Masalah kita bukan hanya berkaitan terinfeksi atau tidak melalui uji klinis. Meski kita negatif virus corona, namun ratusan ribu pekerja diantara kita dirumahkan bahkan PHK, jutaan siswa diantara kita tidak mendapatkan metode pendidikan yang efektif dan terlebih karena kebijakan tidak mudik, jutaan dari kita positif rindu kampung halaman. Maka sejatinya kita semua telah positif terdampak virus. Melalui aspek kesehatan, pendidikan, ekonomi bahkan sosial.
Kita hanya takut, bukan rindu.
“Saya emang jarang mudik, tapi tinggal di zona merah, bikin was-was. Bener-bener menguras isi hati,” cerita seorang teman pada suatu waktu.
Baca Juga: Memahami Dinamika Perempuan Pembawa Anjing ke Masjid
Larangan mudik membuat hati teman saya semakin kacau. Meski sebelumnya pernah berlebaran di perantauan, namun larangan mudik seolah satu beban tambahan. Mengapa itu bisa terjadi? Albert Ellis, seorang psikolog kognitif, memperkenalkan metode terapi yang fokus pada kognitif, emosi dan tingkah laku. Ellis menciptakan format ABC: A = activating event; B = belief about the situation; C= consequence (emotions and behaviors) .
Jika kita menakar secara utuh pernyataan teman saya dalam format ABC, maka dapat kita lihat A: Teman saya tinggal Epicentrum virus corona, B: Akan mudah terjangkit pada zona merah, C: Ingin meninggalkan pusat penyebaran virus corona.
Jika kita perhatikan, A (peristiwa) tidak menyebabkan C (reaksi emosional), tetapi C lahir dari B (keyakinan). Kesimpulannya rasa tidak tenang dari hati teman saya, bukan karena ia bisa mudik atau tidak, dia hanya butuh rasa aman. Dia percaya mudik akan memberikan rasa aman, padahal itu suatu respon reaktif emosional dan langkah yang kurang bijak.

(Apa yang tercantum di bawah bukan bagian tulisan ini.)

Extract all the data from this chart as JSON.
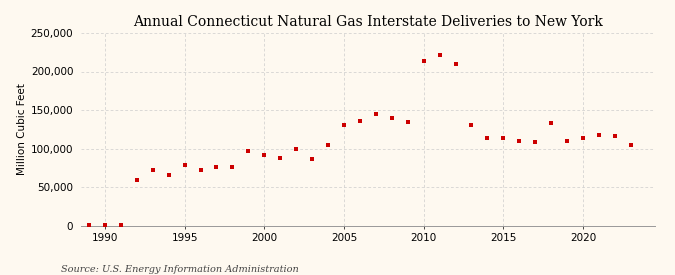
{
  "title": "Annual Connecticut Natural Gas Interstate Deliveries to New York",
  "ylabel": "Million Cubic Feet",
  "source": "Source: U.S. Energy Information Administration",
  "background_color": "#fef9f0",
  "dot_color": "#cc0000",
  "years": [
    1989,
    1990,
    1991,
    1992,
    1993,
    1994,
    1995,
    1996,
    1997,
    1998,
    1999,
    2000,
    2001,
    2002,
    2003,
    2004,
    2005,
    2006,
    2007,
    2008,
    2009,
    2010,
    2011,
    2012,
    2013,
    2014,
    2015,
    2016,
    2017,
    2018,
    2019,
    2020,
    2021,
    2022,
    2023
  ],
  "values": [
    500,
    500,
    500,
    59000,
    72000,
    66000,
    79000,
    72000,
    76000,
    76000,
    97000,
    92000,
    88000,
    100000,
    87000,
    105000,
    130000,
    136000,
    145000,
    140000,
    135000,
    213000,
    222000,
    210000,
    130000,
    113000,
    113000,
    110000,
    108000,
    133000,
    110000,
    113000,
    118000,
    116000,
    105000
  ],
  "ylim": [
    0,
    250000
  ],
  "xlim": [
    1988.5,
    2024.5
  ],
  "yticks": [
    0,
    50000,
    100000,
    150000,
    200000,
    250000
  ],
  "xticks": [
    1990,
    1995,
    2000,
    2005,
    2010,
    2015,
    2020
  ],
  "grid_color": "#cccccc",
  "title_fontsize": 10,
  "ylabel_fontsize": 7.5,
  "tick_fontsize": 7.5,
  "source_fontsize": 7
}
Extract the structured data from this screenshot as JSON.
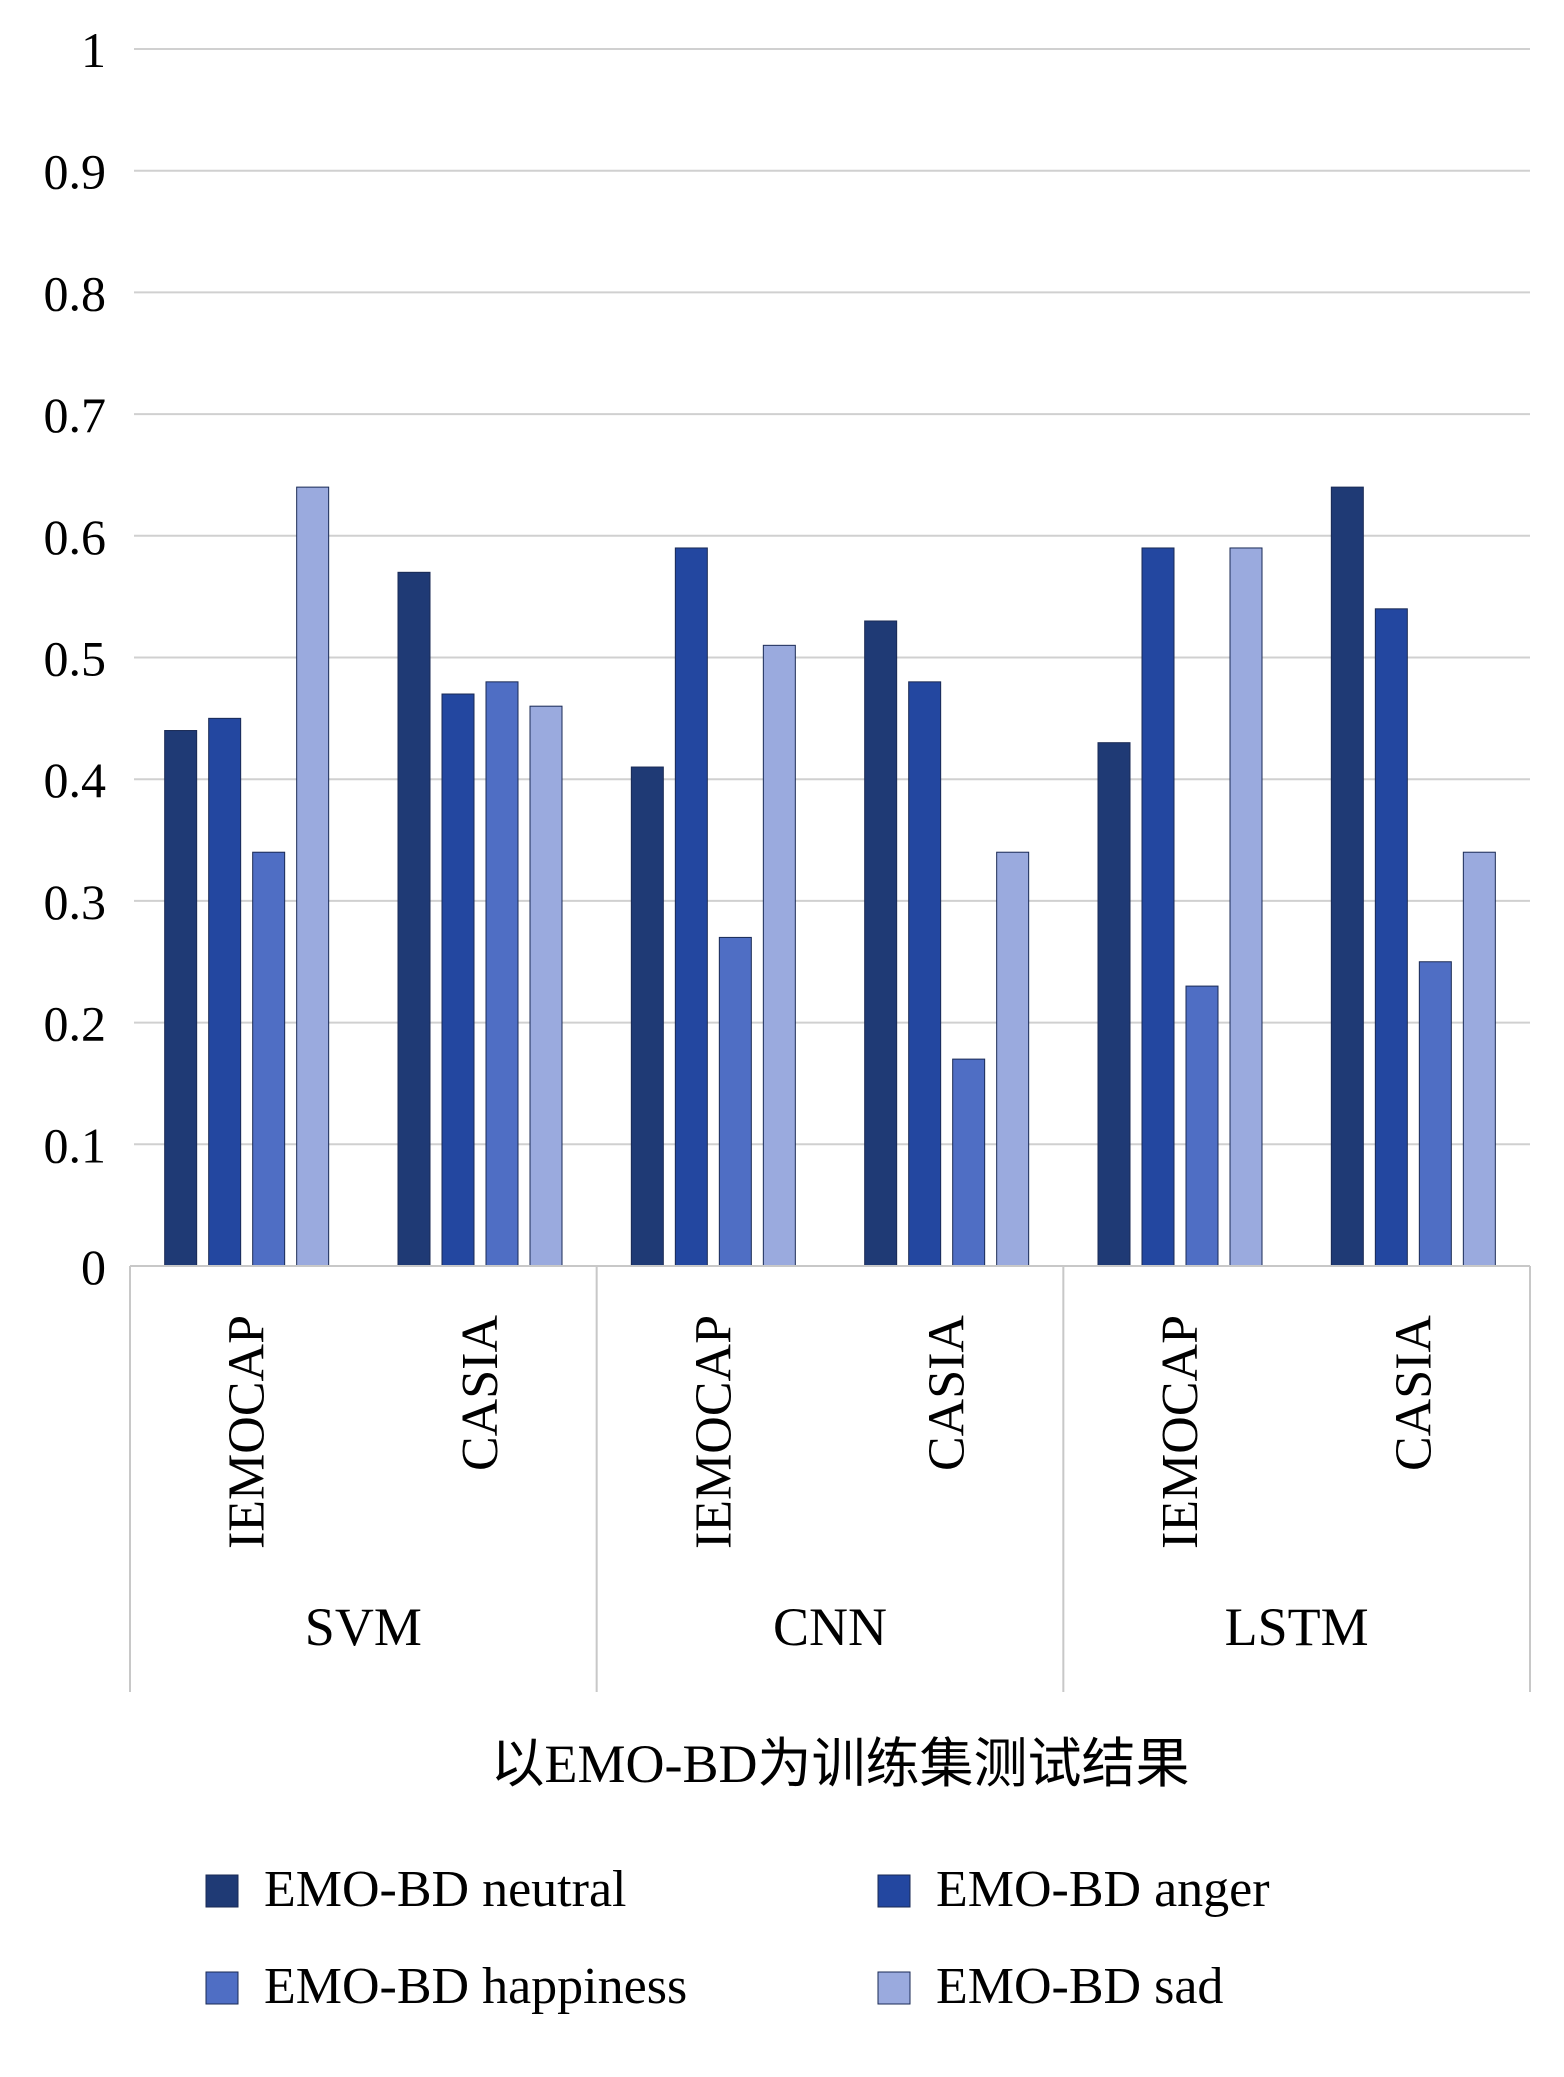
{
  "chart_data": {
    "type": "bar",
    "title": "",
    "xlabel": "以EMO-BD为训练集测试结果",
    "ylabel": "",
    "ylim": [
      0,
      1
    ],
    "yticks": [
      "0",
      "0.1",
      "0.2",
      "0.3",
      "0.4",
      "0.5",
      "0.6",
      "0.7",
      "0.8",
      "0.9",
      "1"
    ],
    "grid": true,
    "legend_position": "bottom",
    "groups": [
      {
        "label": "SVM",
        "categories": [
          "IEMOCAP",
          "CASIA"
        ]
      },
      {
        "label": "CNN",
        "categories": [
          "IEMOCAP",
          "CASIA"
        ]
      },
      {
        "label": "LSTM",
        "categories": [
          "IEMOCAP",
          "CASIA"
        ]
      }
    ],
    "series": [
      {
        "name": "EMO-BD neutral",
        "color": "#1f3a75",
        "values": [
          0.44,
          0.57,
          0.41,
          0.53,
          0.43,
          0.64
        ]
      },
      {
        "name": "EMO-BD anger",
        "color": "#2347a0",
        "values": [
          0.45,
          0.47,
          0.59,
          0.48,
          0.59,
          0.54
        ]
      },
      {
        "name": "EMO-BD happiness",
        "color": "#4f6ec4",
        "values": [
          0.34,
          0.48,
          0.27,
          0.17,
          0.23,
          0.25
        ]
      },
      {
        "name": "EMO-BD sad",
        "color": "#9aaade",
        "values": [
          0.64,
          0.46,
          0.51,
          0.34,
          0.59,
          0.34
        ]
      }
    ]
  }
}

Baca Juga: Tekstual dan Taqlid Buta, Mahasiswa Berisiko Terpapar Radikalisme
Jika mudik, resiko penularannya lebih besar. Kita tidak tahu di jalan bertemu siapa dengan kondisi seperti apa. Kita tidak tahu terinfeksi dengan gejala ataukah tanpa gejala. Sedang Ketua Umum Pengurus Besar Ikatan Dokter Indonesia (IDI) Daeng Muhammad Faqih mengungkapkan, sekitar 80 persen dari mereka yang positif terjangkit COVID-19 tidak merasakan gejala gangguan kesehatan atau orang tanpa gejala (OTG). Ngeri!
Fakta tersebut membuat mudik bukanlah perilaku paling aman untuk saat ini. Perilaku terbaik saat ini yaitu tetap di rumah. Jika pun tidak bisa karena pelbagai hal, cobalah meminimalisir dan selektif aktivitas di luar rumah. Memang tidak mudah hidup dalam keterbatasan ruang gerak, namun tidak kemana-mana adalah pilihan paling logis, perilaku bermoral sekaligus memberikan harapan untuk kesembuhan bersama.
Mari fokus pada hal-hal logis yang bisa kita lakukan, bukan malah pada reaktif emosional semata.